Mit der Novelle des Krankenhausgesetzes will das Bundesland Konsequenzen aus den Klinikmorden von Niels Högel ziehen und die Sicherheit von Patienten verbessern.

Themenseite: Patientensicherheit

Das Kabinett beschloss am Dienstag (15. Mai 2018), die entsprechende Gesetzesänderung in den Landtag von Niedersachsen einzubringen, wie die Staatskanzlei mitteilte. In Zukunft sollen an Kliniken anonyme Meldesysteme eingerichtet, Todesfälle gründlicher untersucht und die Arzneimittelgaben besser kontrolliert werden. Patienten sollten sich in den Kliniken des Landes sicher fühlen, sagte Gesundheitsministerin Carola Reimann (SPD). "Eine Mordserie, wie sie sich in Delmenhorst und Oldenburg ereignet hat, darf es in diesem schrecklichen Ausmaß nie wieder geben – kriminelles Handeln muss so früh wie möglich gestoppt und geahndet werden."
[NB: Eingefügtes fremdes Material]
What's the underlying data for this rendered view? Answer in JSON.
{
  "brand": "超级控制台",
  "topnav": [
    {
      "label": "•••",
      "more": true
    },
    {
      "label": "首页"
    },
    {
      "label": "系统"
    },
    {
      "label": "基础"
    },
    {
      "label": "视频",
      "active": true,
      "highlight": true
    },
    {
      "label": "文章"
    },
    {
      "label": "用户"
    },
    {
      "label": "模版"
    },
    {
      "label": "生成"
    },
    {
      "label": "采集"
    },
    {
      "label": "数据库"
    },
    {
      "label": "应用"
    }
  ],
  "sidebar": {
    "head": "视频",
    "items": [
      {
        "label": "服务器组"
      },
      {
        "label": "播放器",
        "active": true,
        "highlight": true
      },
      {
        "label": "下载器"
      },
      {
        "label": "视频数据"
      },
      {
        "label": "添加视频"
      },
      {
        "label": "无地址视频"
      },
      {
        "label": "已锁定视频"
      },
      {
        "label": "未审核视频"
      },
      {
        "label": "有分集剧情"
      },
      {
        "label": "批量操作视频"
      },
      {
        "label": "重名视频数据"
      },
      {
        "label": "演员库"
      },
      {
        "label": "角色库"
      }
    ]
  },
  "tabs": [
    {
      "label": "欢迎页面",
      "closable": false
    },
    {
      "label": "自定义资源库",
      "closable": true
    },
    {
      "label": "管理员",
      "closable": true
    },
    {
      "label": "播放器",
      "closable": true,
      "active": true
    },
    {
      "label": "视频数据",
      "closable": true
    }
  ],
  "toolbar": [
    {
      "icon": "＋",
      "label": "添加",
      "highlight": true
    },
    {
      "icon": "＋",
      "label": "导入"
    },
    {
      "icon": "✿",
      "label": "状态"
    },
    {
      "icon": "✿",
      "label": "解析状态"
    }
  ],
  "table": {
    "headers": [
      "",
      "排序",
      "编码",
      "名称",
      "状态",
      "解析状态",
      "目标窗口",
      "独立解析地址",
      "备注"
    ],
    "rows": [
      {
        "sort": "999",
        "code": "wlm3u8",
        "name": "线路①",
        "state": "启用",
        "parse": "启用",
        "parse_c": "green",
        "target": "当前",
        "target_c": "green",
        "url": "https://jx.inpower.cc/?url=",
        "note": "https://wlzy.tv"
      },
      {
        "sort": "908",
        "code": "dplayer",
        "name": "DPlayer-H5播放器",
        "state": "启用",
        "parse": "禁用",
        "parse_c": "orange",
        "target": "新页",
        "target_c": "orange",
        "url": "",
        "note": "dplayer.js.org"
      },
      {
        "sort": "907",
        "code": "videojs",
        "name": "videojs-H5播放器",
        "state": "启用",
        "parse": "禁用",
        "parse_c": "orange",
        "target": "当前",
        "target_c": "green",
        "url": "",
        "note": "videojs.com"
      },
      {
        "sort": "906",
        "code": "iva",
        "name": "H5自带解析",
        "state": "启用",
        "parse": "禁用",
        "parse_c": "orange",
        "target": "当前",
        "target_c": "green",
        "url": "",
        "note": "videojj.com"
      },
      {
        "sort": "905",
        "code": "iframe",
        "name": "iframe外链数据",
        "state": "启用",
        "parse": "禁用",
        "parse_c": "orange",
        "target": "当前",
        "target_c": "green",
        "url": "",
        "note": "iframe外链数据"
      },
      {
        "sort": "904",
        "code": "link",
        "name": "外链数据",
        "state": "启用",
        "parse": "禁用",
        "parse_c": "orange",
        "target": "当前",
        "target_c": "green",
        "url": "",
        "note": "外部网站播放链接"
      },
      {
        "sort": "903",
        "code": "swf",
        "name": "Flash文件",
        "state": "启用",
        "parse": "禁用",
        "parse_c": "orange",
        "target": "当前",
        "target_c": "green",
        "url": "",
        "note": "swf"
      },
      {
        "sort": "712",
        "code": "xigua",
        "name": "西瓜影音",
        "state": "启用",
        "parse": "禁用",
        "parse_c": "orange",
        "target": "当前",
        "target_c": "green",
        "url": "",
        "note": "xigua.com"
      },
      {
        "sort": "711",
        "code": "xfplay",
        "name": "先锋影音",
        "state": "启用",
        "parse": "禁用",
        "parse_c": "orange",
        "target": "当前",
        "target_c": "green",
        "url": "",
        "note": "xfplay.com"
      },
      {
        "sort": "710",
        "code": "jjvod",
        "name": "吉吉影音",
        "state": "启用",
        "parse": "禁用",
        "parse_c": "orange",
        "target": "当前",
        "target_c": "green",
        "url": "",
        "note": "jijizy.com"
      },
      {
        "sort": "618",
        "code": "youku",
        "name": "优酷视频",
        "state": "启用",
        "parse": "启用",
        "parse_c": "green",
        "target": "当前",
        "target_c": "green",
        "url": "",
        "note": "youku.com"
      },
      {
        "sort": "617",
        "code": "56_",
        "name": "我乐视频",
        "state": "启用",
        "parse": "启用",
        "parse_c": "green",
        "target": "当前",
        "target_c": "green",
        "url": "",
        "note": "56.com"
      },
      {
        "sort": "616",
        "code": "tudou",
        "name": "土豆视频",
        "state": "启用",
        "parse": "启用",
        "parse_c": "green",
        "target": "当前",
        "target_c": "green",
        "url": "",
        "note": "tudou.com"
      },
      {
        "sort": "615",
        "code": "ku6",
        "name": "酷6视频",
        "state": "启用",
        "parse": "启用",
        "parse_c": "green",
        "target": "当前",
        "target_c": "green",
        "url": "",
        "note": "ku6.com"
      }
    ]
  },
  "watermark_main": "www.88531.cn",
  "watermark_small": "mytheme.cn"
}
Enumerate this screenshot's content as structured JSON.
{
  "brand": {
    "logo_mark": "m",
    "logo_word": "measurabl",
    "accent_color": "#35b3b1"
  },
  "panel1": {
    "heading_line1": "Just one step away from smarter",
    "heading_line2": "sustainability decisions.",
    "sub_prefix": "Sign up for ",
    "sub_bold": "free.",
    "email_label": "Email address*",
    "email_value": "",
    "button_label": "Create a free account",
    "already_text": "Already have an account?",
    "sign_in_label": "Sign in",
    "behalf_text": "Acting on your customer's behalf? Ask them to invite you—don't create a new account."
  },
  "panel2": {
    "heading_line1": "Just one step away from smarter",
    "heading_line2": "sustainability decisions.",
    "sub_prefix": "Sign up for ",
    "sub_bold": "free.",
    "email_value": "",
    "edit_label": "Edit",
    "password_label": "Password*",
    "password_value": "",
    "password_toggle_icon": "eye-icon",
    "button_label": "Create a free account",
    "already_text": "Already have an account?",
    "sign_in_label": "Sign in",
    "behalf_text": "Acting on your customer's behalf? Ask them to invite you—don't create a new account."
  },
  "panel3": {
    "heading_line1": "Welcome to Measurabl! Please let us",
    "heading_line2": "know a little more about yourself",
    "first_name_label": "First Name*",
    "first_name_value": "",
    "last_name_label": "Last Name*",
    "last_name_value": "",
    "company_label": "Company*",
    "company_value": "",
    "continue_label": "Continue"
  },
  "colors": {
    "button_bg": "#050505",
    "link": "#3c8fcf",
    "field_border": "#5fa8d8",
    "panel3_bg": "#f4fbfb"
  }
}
Künftig sollen Stationsapotheker das Krankenhauspersonal bei Fragen der Arzneimitteltherapie unterstützen. Die Kliniken sollen zudem Unterstützungsangebote zum Umgang mit den berufsbedingten Belastungen des Personals bieten. Außerdem wird es ein anonymes Fehlermeldesystem geben, bei dem Mitarbeiter Verdachtsmomente für fehlerhaftes oder kriminelles Verhalten äußern können. In regelmäßigen Konferenzen sollen leitende Ärzte und Pfleger Todesfälle, Komplikationen und Zwischenfälle analysieren.

Hintergrund

Der verurteilte Patientenmörder Niels Högel soll schwer kranke Patienten in den Kliniken Delmenhorst und Oldenburg zu Tode gespritzt haben. Er wurde zu lebenslanger Haft verurteilt, steht aber wegen weiterer Verdachtsfälle im Oktober erneut vor Gericht.